Wednesday, September 30, 2009

Singular Images - Opens October 2, 2009

(Click on card to enlarge)

Artist Statement

The photographs in the exhibit are singular images. They were made in reaction to a place (physical or mental), an environment, or an opportunity. They were not made as a part of a body of work.

Some images were made in a moment’s notice, even out of the car window. Some images were thought out as an expression of what I was feeling or thinking about. Some images were made when an opportunity presented itself to record a frozen instant of time. Some images were made when I wanted to look beyond the obvious characteristics and form of a subject.

The graffiti photographs were made several ago years on a beautiful sunny day at an abandoned water tank in rural New Mexico. While going through my archive, these images made an impression on my wife, Julie, and me. She felt that there was a concept waiting to be harvested. In the past, we have both made images of graffiti. Typically we use a smaller detail out of a larger scene for the subject. This same concept was applied to the two photographs of graffiti - the larger scene is broken down into smaller singular images.

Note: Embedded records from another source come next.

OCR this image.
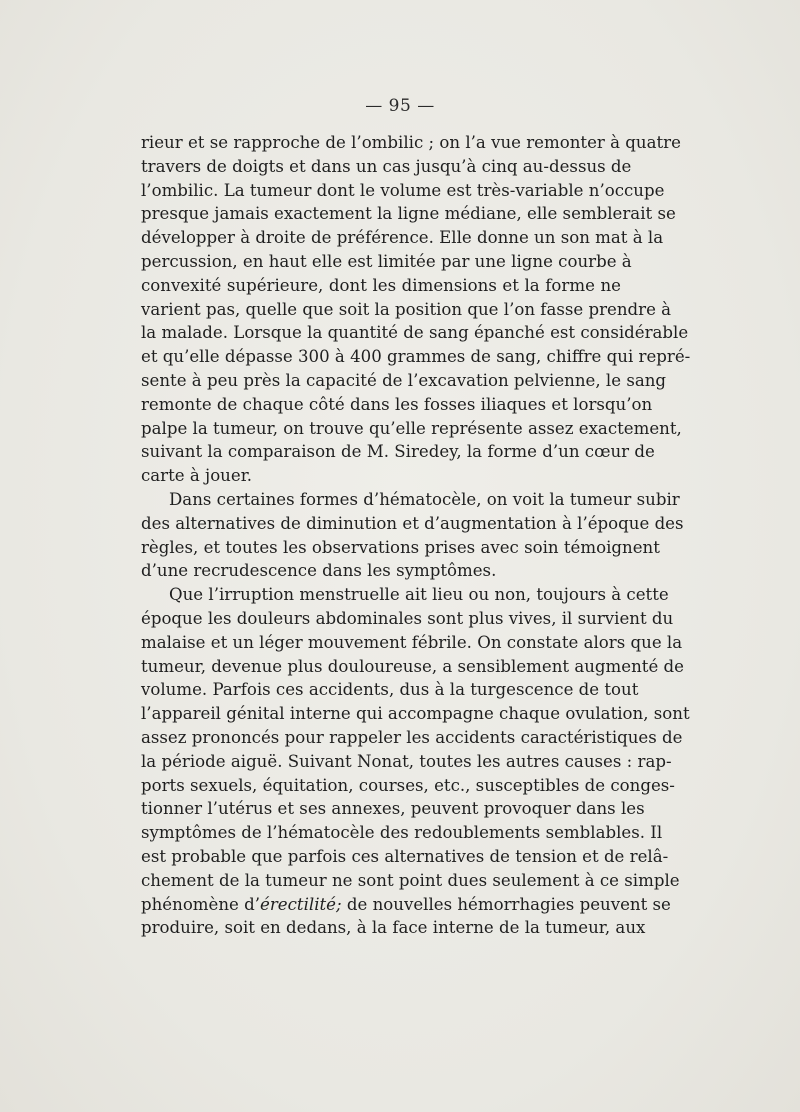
— 95 —
rieur et se rapproche de l’ombilic ; on l’a vue remonter à quatre
travers de doigts et dans un cas jusqu’à cinq au-dessus de
l’ombilic. La tumeur dont le volume est très-variable n’occupe
presque jamais exactement la ligne médiane, elle semblerait se
développer à droite de préférence. Elle donne un son mat à la
percussion, en haut elle est limitée par une ligne courbe à
convexité supérieure, dont les dimensions et la forme ne
varient pas, quelle que soit la position que l’on fasse prendre à
la malade. Lorsque la quantité de sang épanché est considérable
et qu’elle dépasse 300 à 400 grammes de sang, chiffre qui repré-
sente à peu près la capacité de l’excavation pelvienne, le sang
remonte de chaque côté dans les fosses iliaques et lorsqu’on
palpe la tumeur, on trouve qu’elle représente assez exactement,
suivant la comparaison de M. Siredey, la forme d’un cœur de
carte à jouer.
Dans certaines formes d’hématocèle, on voit la tumeur subir
des alternatives de diminution et d’augmentation à l’époque des
règles, et toutes les observations prises avec soin témoignent
d’une recrudescence dans les symptômes.
Que l’irruption menstruelle ait lieu ou non, toujours à cette
époque les douleurs abdominales sont plus vives, il survient du
malaise et un léger mouvement fébrile. On constate alors que la
tumeur, devenue plus douloureuse, a sensiblement augmenté de
volume. Parfois ces accidents, dus à la turgescence de tout
l’appareil génital interne qui accompagne chaque ovulation, sont
assez prononcés pour rappeler les accidents caractéristiques de
la période aiguë. Suivant Nonat, toutes les autres causes : rap-
ports sexuels, équitation, courses, etc., susceptibles de conges-
tionner l’utérus et ses annexes, peuvent provoquer dans les
symptômes de l’hématocèle des redoublements semblables. Il
est probable que parfois ces alternatives de tension et de relâ-
chement de la tumeur ne sont point dues seulement à ce simple
phénomène d’érectilité; de nouvelles hémorrhagies peuvent se
produire, soit en dedans, à la face interne de la tumeur, aux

The installation concept of the exhibit was created, designed and implemented by Julie Kern of Satch Art Studio.

The graffiti photographs were made with a 4”x5” Crown Graphic. All other photographs were made with a Diana+ or a Holga, both plastic cameras. The photographs are archivally printed on Museo Silver Rag paper.

Enormous thanks to Robert Lebow, M.D., Steve, Shannon, Greg, Michael and everybody at Midland for making this exhibit possible. Special thanks to Johnathan for placing exhibit postcards all over downtown Indianapolis.

Ron Kern

September 2009

Saturday, September 26, 2009

The Spirit of Place: Northern New Mexico Opens Tonight

Here's a reminder that there is an artist reception this evening from 5 to 8 PM at Midland Arts, 488 Gradle Drive in Carmel. Please join us this evening, bring a friend or two, have a glass of wine and enjoy the exhibit. Remember, the Carmel International Arts Festival is this weekend. Stopping by Midland Arts to relax after attending the festival would be a perfect way to unwind.

The early reviews of the work are very positive. I look forward to sharing the photographs and answering any questions about the work.

Thursday, September 10, 2009

The Exhibit: Photographs presenting the spirit of the culture and landscape of Northern New Mexico.

Opening Saturday, September 26, 2009 in conjunction with the Carmel International Arts Festival

Opening Reception Hosted by Midland Arts: Saturday, September 26, 5 - 8 PM

Artist Reception: Sunday, October 11, 1 - 4 PM (Satch and I will be hosting this one)

Exhibit Ends: November 30, 2009

Northern New Mexico can simply mean the northern part of New Mexico, but in cultural terms it typically means the area of heavy Spanish settlement and the eight northern Indian pueblos located in the north central portion of the state.

The Spanish and Native American cultures, many times intertwined, meld with the landscape, sky and ever-changing light making Northern New Mexico an intoxicating and inspiring place.

The Spanish and Native American cultures meld with the landscape, sky and ever-changing light, making Northern New Mexico an inspiring place.

The arts are an inescapable and important element in the culture. Pueblo potters and jewelers, and Spanish carvers and weavers, are all a large part of the fabric of life. Over the years, artists from all parts of the world have made their way to Northern New Mexico. Many exceptional artists, such as Sharp, Blumenschein, Higgins, Fechin and O’Keefe made Northern New Mexico their home and not only left their indelible mark on the art world, but also helped shape the way we view, and think about, Northern New Mexico.

Religion is an important part of day to day life in New Mexico and is the basis for the rich history of the southwestern United States and especially Northern New Mexico. The eventual conquest of the Native Americans by the Spanish resulted in Catholicism being the predominant religion of the region. But, the Catholic religion does not have a straightforward existence. The pueblo culture intertwines Catholicism with ancient Indian religious rites. One will find both Catholic churches and kivas in pueblo villages. The Penitente Brotherhood has a long history in Northern New Mexico and is still active. Morada’s dot the landscape where the Brotherhood meets to serve its community.

Northern New Mexico is rich in its cultural significance, spirituality and landscape - the oldest church in the United States is in Santa Fe, Native Americans continue to sell their wares at the Palace of the Governors, deep red light envelopes the Sangre de Cristo (Blood of Christ) mountains at sunset, evidence of miracles abound at Santuario de Chimayo, Spanish villages are tucked into the mountains on the High Road to Taos, Taos Pueblo, and on and on. Experiencing the sacred spirit found in all that embodies and forms Northern New Mexico’s history and existence will change one’s perspective on life.

Over the course of many, many years of visiting and experiencing Northern New Mexico, I made numerous photographs, some of which are in this exhibit of fine photography that presents the spirit of this captivating and fascinating place.